Gathering detailed requirements is the first part of the project lifecycle

Project managers are expected to present a detailed estimate of project work when the charter and schedule are created. However, since the detailed requirements have not been gathered yet, how are you supposed to estimate the work?

It seems like a valid question. Yet when we talk about gathering detailed requirements, we’re usually talking about the Analysts Phase of a project lifecycle, not the up-front project management work of defining and planning the project.

However, it’s not really practical to hold off committing to an estimate for the work until you have the detailed requirements. Here’s why: Let’s say you have a typical IT development project. The project might last six months and the requirements gathering process might last six to eight weeks (or more) of that overall timeframe. If you hold off on the project estimates until the requirements are gathered and approved, the project might be one-third complete before you’re validating the overall project costs and deadline. If the project doesn’t make sense from a cost-benefit perspective, you might have already spent a significant amount of money. In my opinion, this is much too late, and it’s the reason most project management methodologies don’t include the gathering of detailed business requirements

Also if you use this same argument, you might say that you still are not confident to estimate the work without first doing the design, and then you are not confident to estimate the work until you have the construction work done, etc. You see that this same logic can be taken to an extreme.

To me, the following options make the most sense. (I am very aware of agile and iterative techniques where you gather the requirements in an iterative manner. But let’s assume for now that you are doing traditional waterfall project model where you are gathering the requirements up-front.)

  • Estimate the work to within 10 percent when you charter and schedule the project. To me, this is the traditional approach, and I believe in most cases it is still viable. However, there is an underlying assumption that the project manager and/or the project team have done this kind of work before and are therefore able to estimate the work within 10 percent based on the high-level requirements that were gathered a s a part of creating the project charter. The caveat to this approach is that if you discover that you have estimated incorrectly after the requirements are gathered, you have to raise a flag at that time and ask for more money. Of course this same check needs to be done at the end of every project phase regardless of the techniques used.

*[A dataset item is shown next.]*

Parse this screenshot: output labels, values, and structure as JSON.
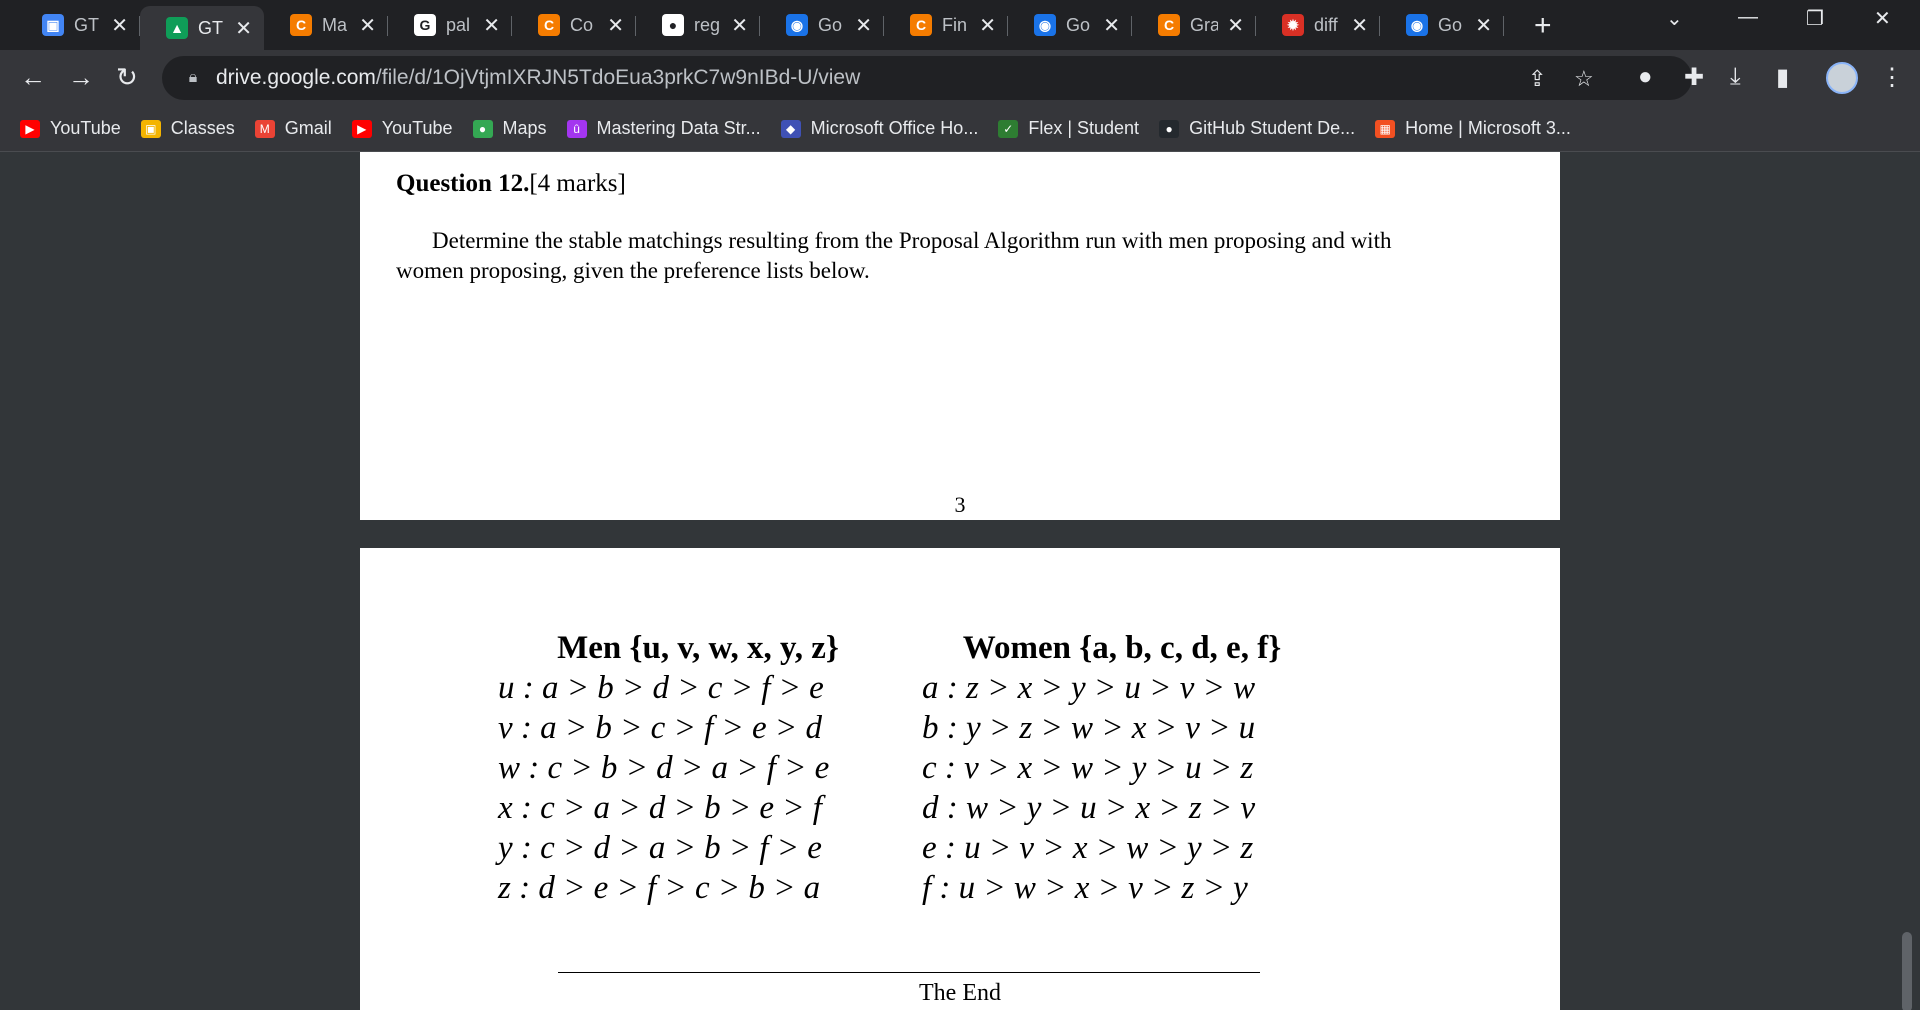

  • Break the work down into smaller pieces. If you don’t feel comfortable providing an overall project estimate within 10 percent, then you can break the larger project into multiple smaller projects. When you use this technique, you usually end up chartering a project for gathering the requirements. You should be able to estimate this requirements gathering project to within 10 percent. After this requirements project is complete, you can use the information to charter a second project to perform the rest of the work. Hopefully now you are able to estimate the remainder of the work to within 10 percent. When you’re done, the final deliverables will have been created through two projects, each of which was estimated and managed to within 10 percent of budget and schedule.

  • “Guestimate” the schedule and budget first and then firm up after the requirements are gathered. This is a variation on the first technique above. In this approach, the project manager provides a “best guess” estimate of the work at the same time the charter and schedule are created. However, based on the rules of the organization, this is not the estimate for which the project manager is accountable (unlike the first option above). This estimate is just the best guess given the information at the time. After the requirements are completed, the project manager provides a more detailed estimate of the work within 10 percent. This is the number that the project manager is held accountable for.

As I mentioned earlier, many of you may think that the best approach is to gather the requirement iteratively. However, the iterative lifecycle does not provide the answer in terms of how you estimate the project to within 10 percent. In fact, iterative approaches might make this level of accuracy even harder to estimate, while Agile techniques usually refer to address the estimating at all–preferring instead to deliver working code in iterative sprints until the customer is satisfied with the end result or runs out of money.

The three solutions above provide a more viable set of techniques for estimating the work to within 10 percent before you start. Do you have other ideas that are effective in your organization?